Before going into specifics, I'm mostly interested in making simple 2D games with some 3D elements, not fancy AAA.
Based on what I've gathered, everyone seems to suggest to use OpenGL 3+ with shaders, instead of the 2.x style of
glVertex/glBegin/glEnd. Now I do understand the reasoning behind moving to VBO and shaders, as it gives greater control and performance.
But it seems that it also forces me to produce all of the geometry beforehand, buffer is it somehow, generate the VBO, and then send all that to a single vertex/fragment shader to render it, correct?
It also seems that I need to have a single shader process completely different types of vertices, which means there has to be a lot of redundant information in the VBO? Or is there a way to have multiple VBOs? I know it is possible to have multiple shaders and swap them, but I haven't figured out when one would need that, considering I only have a single active VBO?

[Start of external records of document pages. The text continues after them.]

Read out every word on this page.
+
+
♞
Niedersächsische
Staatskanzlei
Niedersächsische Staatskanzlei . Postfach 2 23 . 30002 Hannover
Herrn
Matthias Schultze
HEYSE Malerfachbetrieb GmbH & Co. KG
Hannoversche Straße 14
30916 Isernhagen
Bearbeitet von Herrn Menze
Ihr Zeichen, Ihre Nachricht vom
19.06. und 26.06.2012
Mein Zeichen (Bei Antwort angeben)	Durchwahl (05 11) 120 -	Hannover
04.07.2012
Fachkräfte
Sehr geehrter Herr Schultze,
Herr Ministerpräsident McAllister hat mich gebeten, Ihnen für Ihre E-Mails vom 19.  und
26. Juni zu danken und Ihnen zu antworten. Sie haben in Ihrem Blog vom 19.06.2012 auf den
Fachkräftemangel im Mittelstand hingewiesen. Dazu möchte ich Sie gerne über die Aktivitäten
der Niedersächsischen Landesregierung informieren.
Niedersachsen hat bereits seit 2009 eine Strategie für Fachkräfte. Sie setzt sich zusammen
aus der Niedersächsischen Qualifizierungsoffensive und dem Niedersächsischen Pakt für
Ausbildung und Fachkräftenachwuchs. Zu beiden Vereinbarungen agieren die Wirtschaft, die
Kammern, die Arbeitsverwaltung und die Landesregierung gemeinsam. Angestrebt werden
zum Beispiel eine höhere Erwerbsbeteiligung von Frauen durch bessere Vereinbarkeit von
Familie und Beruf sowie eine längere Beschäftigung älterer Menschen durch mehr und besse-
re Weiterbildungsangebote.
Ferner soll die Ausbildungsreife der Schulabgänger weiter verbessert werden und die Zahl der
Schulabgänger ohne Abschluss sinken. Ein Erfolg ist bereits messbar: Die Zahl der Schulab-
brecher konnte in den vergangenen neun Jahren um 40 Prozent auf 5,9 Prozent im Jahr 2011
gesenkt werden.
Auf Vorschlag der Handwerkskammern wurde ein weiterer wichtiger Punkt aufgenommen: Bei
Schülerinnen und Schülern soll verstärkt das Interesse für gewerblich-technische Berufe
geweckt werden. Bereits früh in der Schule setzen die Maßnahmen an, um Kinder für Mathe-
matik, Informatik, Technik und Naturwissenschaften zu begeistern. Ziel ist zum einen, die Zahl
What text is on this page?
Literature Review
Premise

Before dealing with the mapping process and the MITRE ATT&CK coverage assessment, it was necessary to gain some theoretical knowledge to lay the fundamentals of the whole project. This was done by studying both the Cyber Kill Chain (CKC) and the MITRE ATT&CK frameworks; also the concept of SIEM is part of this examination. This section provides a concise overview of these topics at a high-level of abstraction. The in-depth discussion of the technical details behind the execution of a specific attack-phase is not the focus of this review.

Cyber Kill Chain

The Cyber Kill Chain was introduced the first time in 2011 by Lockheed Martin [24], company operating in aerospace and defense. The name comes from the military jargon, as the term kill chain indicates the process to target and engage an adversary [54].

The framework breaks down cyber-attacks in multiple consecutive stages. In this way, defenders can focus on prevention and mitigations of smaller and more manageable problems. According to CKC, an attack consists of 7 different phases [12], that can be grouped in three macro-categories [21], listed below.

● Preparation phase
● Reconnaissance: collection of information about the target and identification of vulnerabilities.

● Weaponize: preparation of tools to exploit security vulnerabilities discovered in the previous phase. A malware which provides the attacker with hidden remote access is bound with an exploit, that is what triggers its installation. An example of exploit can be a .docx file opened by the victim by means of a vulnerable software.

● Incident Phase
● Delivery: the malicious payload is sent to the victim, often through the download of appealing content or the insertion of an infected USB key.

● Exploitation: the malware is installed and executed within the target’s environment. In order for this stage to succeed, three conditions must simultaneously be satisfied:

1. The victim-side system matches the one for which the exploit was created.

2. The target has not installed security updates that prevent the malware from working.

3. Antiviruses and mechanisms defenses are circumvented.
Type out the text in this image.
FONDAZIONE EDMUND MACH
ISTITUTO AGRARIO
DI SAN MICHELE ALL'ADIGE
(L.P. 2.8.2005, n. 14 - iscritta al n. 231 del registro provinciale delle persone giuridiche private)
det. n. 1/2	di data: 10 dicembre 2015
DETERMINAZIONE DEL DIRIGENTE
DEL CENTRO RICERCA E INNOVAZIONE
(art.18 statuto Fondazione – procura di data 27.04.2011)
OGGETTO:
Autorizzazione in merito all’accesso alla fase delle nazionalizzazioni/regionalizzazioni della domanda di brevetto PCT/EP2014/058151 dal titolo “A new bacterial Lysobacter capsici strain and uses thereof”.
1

Now comes the real question.
Consider I'm making something like a procedurally generated growing plant, where each frame changes the whole geometry slightly (or just adds something). For simplicity, let's just say the plant is a bunch of colored ellipses. How do I structure the algorithm for "drawing" the plant? Would I just build the whole VBO from scratch, given that the vertex data changes all the time?
Also considering that the number of plants and their size can vary greatly, how do I avoid re-allocate memory for the VBO on each frame? Do I just use a large enough buffer, which would be able to store the maximum amount of geometry I can manage in my shaders (like a 512MB static array)?